Clerics look to sting Indonesian 'jellyfish' sect

Ulemas call for sect to be banned and prosecuted for saying Prophet Muhammad was a woman
Clerics look to sting Indonesian 'jellyfish' sect

More than 10,000 Muslims stage a rally in Jakarta in October 2016 demanding the death penalty be meted out to then Jakarta governor Basuki Tjahaja Purnama for alleged blasphemy. Now a sect called Jellyfish Kingdom is being investigated for blasphemy. (Photo by Ryan Dagur/

Clerics in Indonesia's Banten province have called on local authorities to ban a "heretical and blasphemous" Muslim sect after it claimed the Prophet Muhammad was a woman. 

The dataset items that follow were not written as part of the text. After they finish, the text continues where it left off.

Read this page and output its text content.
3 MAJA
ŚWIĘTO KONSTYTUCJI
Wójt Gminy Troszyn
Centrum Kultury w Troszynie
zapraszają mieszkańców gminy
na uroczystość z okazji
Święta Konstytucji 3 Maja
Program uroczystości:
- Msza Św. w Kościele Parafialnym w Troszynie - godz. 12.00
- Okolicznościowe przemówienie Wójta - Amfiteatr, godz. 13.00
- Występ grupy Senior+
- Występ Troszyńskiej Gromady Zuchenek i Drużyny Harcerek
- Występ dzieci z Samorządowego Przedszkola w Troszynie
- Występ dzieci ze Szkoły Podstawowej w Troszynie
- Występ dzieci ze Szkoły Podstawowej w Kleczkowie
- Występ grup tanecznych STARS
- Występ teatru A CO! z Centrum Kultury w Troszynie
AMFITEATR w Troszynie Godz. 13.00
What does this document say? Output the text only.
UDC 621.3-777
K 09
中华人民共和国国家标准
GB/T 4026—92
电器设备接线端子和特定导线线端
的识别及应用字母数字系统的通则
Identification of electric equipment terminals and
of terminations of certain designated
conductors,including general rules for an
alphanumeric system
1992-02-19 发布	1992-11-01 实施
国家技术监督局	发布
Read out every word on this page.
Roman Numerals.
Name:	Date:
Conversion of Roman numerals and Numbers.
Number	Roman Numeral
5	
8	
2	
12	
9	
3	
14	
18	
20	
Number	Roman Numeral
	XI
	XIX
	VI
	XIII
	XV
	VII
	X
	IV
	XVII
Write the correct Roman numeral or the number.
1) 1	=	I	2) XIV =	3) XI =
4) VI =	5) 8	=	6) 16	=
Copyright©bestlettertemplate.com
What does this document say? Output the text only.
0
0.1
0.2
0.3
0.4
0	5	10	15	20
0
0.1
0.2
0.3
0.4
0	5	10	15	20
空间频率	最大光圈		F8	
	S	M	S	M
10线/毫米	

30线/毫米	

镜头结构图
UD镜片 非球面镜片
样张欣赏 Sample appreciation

The sect, called the Jellyfish Kingdom, is led by a woman named Aisyah and has about a dozen members, according to media reports.

Based in provincial capital Serang, the sect has been propagating its beliefs during "all-night activities" at a house over the last two months that have prompted a slew of complaints.

"Jellyfish Kingdom is heretical and can be regarded as blasphemous," Amas Tajudin, secretary of the Serang chapter of the Indonesian Ulema Council (MUI), told local news outlet on Aug. 13, after visiting the house with police and local community leaders. 

He said the sect's leader believes that the "Prophet Muhammad was a woman and born in Sumedang, West Java" and that she was Ratu Kidul, a mythical figure and reputed queen of the Southern Sea, who was a follower of a local indigenous faith called Sunda Wiwitan.

However, she acknowledges the Quran is the holy book and Allah as God, he said.

He called on police to immediately ban the sect and prosecute the leader and its members for blasphemy. 

Zainut Tauhid Sa'adi, deputy chairman of the MUI's national council, told on Aug. 17 that a team had been sent to Serang to investigate the matter. 

"We haven't received a report [from the team], so we cannot decide on anything yet," he said, adding that he backed the local chapter's handling of the issue. 

Calling for the local community to stay calm, he praised police for preventing angry Muslims from taking the law into their own hands.

During the visit to the house, police arrested the 12 sect members and seized papers containing the sect's beliefs.

Bonar Tigor Naipospos, deputy chairman of the Jakarta-based Setara Institute for Democracy and Peace, said the group was just strange and not causing real harm.

"Despite their weird activities and beliefs upsetting some people, they should not be criminalized or deemed blasphemous," he said.

According to Amnesty International, Indonesia's blasphemy law has often been used to target individuals who belong to minority religions, particularly people who adhere to interpretations of Islam that deviate from the mainstream form of Islam in Indonesia, such as the Ahmadiyya sect.